The diagram shows both patterns: Modular RAG routing queries across distinct data domains, and Graph RAG traversing entity relationships that vector search cannot follow.
Modular RAG: routing across domains
A router classifies query intent first, then dispatches to whichever index, retriever, or structured data source is best suited. A query about parental leave goes to the HR policy index. A query about a specific error code goes to engineering documentation. A query asking "how many tickets did we close last month" goes to a text-to-SQL path against a structured database - not to a document index at all.
This earns its complexity when you have multiple genuinely distinct data domains - HR, Legal, Engineering, Finance - each with different content types and different access rules. The router itself is usually lightweight: a small classifier or a single LLM call cheap relative to the retrieval it's directing.

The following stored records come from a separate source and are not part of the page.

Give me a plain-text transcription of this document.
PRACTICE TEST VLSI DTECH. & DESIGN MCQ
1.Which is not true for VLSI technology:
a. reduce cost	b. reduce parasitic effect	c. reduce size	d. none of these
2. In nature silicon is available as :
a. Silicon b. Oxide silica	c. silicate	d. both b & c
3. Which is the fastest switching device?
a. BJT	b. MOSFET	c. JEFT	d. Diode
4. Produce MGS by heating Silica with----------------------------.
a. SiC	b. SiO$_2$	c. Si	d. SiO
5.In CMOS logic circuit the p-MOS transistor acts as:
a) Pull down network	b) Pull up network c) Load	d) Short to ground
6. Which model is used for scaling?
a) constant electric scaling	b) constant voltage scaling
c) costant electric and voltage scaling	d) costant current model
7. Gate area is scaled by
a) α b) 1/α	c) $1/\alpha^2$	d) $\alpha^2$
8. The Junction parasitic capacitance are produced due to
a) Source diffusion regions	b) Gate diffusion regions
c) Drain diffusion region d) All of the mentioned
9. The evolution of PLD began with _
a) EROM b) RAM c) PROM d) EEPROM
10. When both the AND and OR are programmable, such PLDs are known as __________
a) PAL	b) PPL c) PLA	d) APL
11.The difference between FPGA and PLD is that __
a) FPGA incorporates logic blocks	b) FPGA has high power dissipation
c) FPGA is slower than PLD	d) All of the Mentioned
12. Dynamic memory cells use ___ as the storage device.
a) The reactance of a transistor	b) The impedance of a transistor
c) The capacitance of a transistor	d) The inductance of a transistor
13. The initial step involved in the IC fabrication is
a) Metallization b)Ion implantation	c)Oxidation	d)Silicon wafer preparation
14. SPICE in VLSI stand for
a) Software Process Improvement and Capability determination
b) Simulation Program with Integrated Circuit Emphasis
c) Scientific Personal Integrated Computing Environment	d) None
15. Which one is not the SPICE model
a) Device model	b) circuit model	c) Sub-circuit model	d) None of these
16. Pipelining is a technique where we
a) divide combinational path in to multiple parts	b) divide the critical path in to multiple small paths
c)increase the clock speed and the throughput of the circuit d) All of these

Graph RAG: reasoning over relationships
At ingestion time, an LLM extracts entities and relationships from documents and builds a knowledge graph. At query time, retrieval can traverse these relationships - not just match on semantic similarity. This matters for questions vector search structurally cannot answer: "how does Policy A affect Department Y?" Vector search finds documents mentioning either, but has no mechanism for understanding the relationship runs through Department X. Graph traversal can follow that path explicitly.
Cost note: Graph RAG's ingestion cost isn't one-time - it's recurring every time your corpus changes. Justify it when relationship-aware queries are a meaningful share of real traffic, evidenced by eval data - not because relationship reasoning sounds like a natural next level.